Uma China com duas faces se revelou durante a atual crise de saúde da COVID-19: uma de uma generosa doadora de ajuda humanitária, mas também a de uma superpotência que não hesita em retaliar o Ocidente.

Faz tempo que o então líder chinês Deng Xiaoping (1978-1992) promoveu uma diplomacia marcada pela prudência, inspirada por um velho ditado: “Esconda suas habilidades e aguarde seu tempo”.

Esse tom mudou com a chegada em 2012, à alta cúpula do Partido Comunista (PCC) do presidente Xi Jinping, que iniciou uma mudança progressiva de rumo.

Isso se materializou na atual guerra retórica entre Pequim e Washington, depois de violentas críticas dos EUA à administração da epidemia pela China.

Por outro lado, a China enviou toneladas de suprimentos médicos para o exterior de graça, prometeu US$ 2 bilhões em ajuda internacional para lidar com a COVID-19 e se ofereceu para universalizar uma eventual vacina chinesa.

Uma estratégia consistente com a política atual de Pequim: usar seu poder econômico para conquistar novos amigos no cenário internacional, avalia Jocelyn Chey, ex-diplomata australiano.

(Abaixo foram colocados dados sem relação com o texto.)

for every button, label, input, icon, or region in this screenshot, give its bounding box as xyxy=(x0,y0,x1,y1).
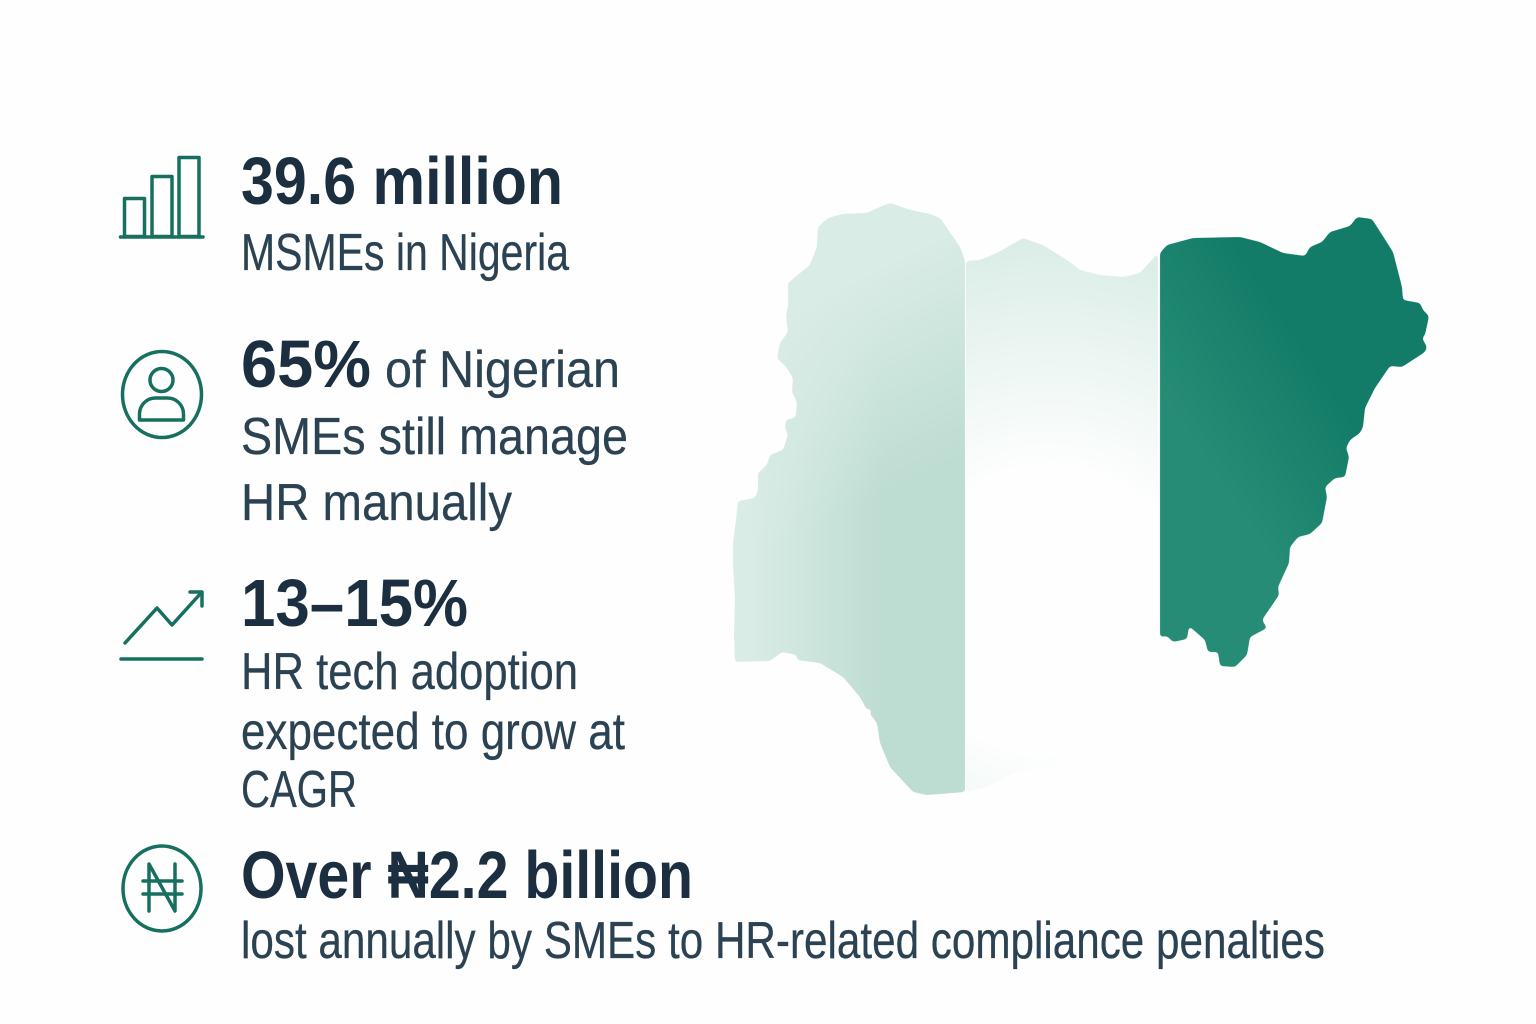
stat: Over ₦2.2 billion penalties xyxy=(241,838,1325,970)
stat: 65% manage HR manually: 65% xyxy=(241,327,371,402)
icon: trend arrow xyxy=(121,592,202,659)
stat: 13–15% HR tech adoption: HR tech adoption xyxy=(241,643,578,701)
stat: 65% manage HR manually xyxy=(241,327,628,532)
stat: 39.6 million MSMEs xyxy=(241,144,569,282)
stat: 13–15% HR tech adoption: expected to grow at xyxy=(241,703,625,761)
icon: bar chart xyxy=(120,158,203,237)
stat: 65% manage HR manually: HR manually xyxy=(241,474,512,532)
icon: naira coin xyxy=(123,846,201,931)
map: centre band xyxy=(966,238,1158,792)
stat: 13–15% HR tech adoption: CAGR xyxy=(241,761,357,819)
stat: 39.6 million MSMEs: MSMEs in Nigeria xyxy=(241,224,569,282)
stat: 13–15% HR tech adoption xyxy=(241,566,625,819)
map: Nigeria in flag colours xyxy=(733,203,1429,795)
stat: Over ₦2.2 billion penalties: Over ₦2.2 billion xyxy=(241,838,693,913)
map: west band xyxy=(733,203,965,795)
stat: 39.6 million MSMEs: 39.6 million xyxy=(241,144,563,219)
stat: 65% manage HR manually: SMEs still manage xyxy=(241,408,628,466)
map: east band xyxy=(1160,217,1429,667)
stat: 13–15% HR tech adoption: 13–15% xyxy=(241,566,468,641)
icon: person in circle xyxy=(122,352,202,438)
stat: 65% manage HR manually: of Nigerian xyxy=(385,341,620,399)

“A ajuda humanitária da China, como a de outras nações, faz parte do seu poder de atração, mas também possui objetivos políticos e comerciais”, explica Chey, atualmente professor universitário em Sydney.

Essa estratégia permitiu a Pequim aproximar muitos países de sua causa, em particular contra as autoridades de Taiwan ou as críticas ocidentais por seu tratamento aos uigures muçulmanos em Xinjiang (noroeste).

– ‘Com força’ –

O ministro das Relações Exteriores Wang Yi resumiu a diplomacia chinesa neste domingo.

“Nunca tomaremos a iniciativa de intimidar os outros. Mas os chineses têm princípios”, disse em entrevista coletiva. “Diante de calúnias deliberadas, responderemos com força, protegeremos nossa honra nacional e nossa dignidade como povo”.

Desde o ano passado, muitos diplomatas usam o Twitter, bloqueado na China, para defender veementemente a posição de seu governo. A imprensa oficial os chama de “lobos combativos” em referência a um filme de ação chinês, no melhor estilo Rambo.

Uma figura nesta geração de diplomatas assertivos é Zhao Lijian, porta-voz do Ministério das Relações Exteriores, que gerou polêmica ao sugerir que atletas militares americanos poderiam ter levado a COVID-19 para a China.

No entanto, o próprio presidente dos EUA, Donald Trump, despertou o sentimento nacionalista local ao mencionar o “vírus chinês” e ao, sem provas, sugerir que o coronavírus pode ter vazado de um laboratório do país.

As críticas dos EUA estão levando os dois países “à beira de uma nova Guerra Fria”, lamentou o ministro das Relações Exteriores Wang Yi.

– “Mais potente e segura” –

Os Estados Unidos não são o único alvo de Pequim. Na Austrália, o embaixador chinês levantou a ameaça de um boicote a seus produtos agrícolas depois que Canberra pediu uma investigação independente sobre a origem do coronavírus.

O embaixador chinês em Paris foi convocado pelo Ministério das Relações Exteriores francês após a publicação no site da embaixada de um artigo criticando a resposta ocidental à COVID-19.

Nesse contexto, Josep Borrell, chefe da diplomacia europeia, instou a UE na segunda-feira a desenvolver uma estratégia “mais robusta” em relação a Pequim.

“A China está se tornando cada vez mais poderosa e segura de si. Sua ascensão é impressionante e provoca respeito, mas também muitas perguntas e medos”, disse em discurso aos embaixadores alemães.

A diplomacia chinesa está tentando desviar a atenção das críticas de sua população para o tratamento da epidemia, indica Steve Tsang, especialista em China na Escola de Estudos Orientais e Africanos (SOAS) da Universidade de Londres.

“A propaganda agressiva do ‘lobo combativo’ irrita muito no exterior, mas é o preço a pagar” para manter a legitimidade dentro de sua própria casa, concluiu.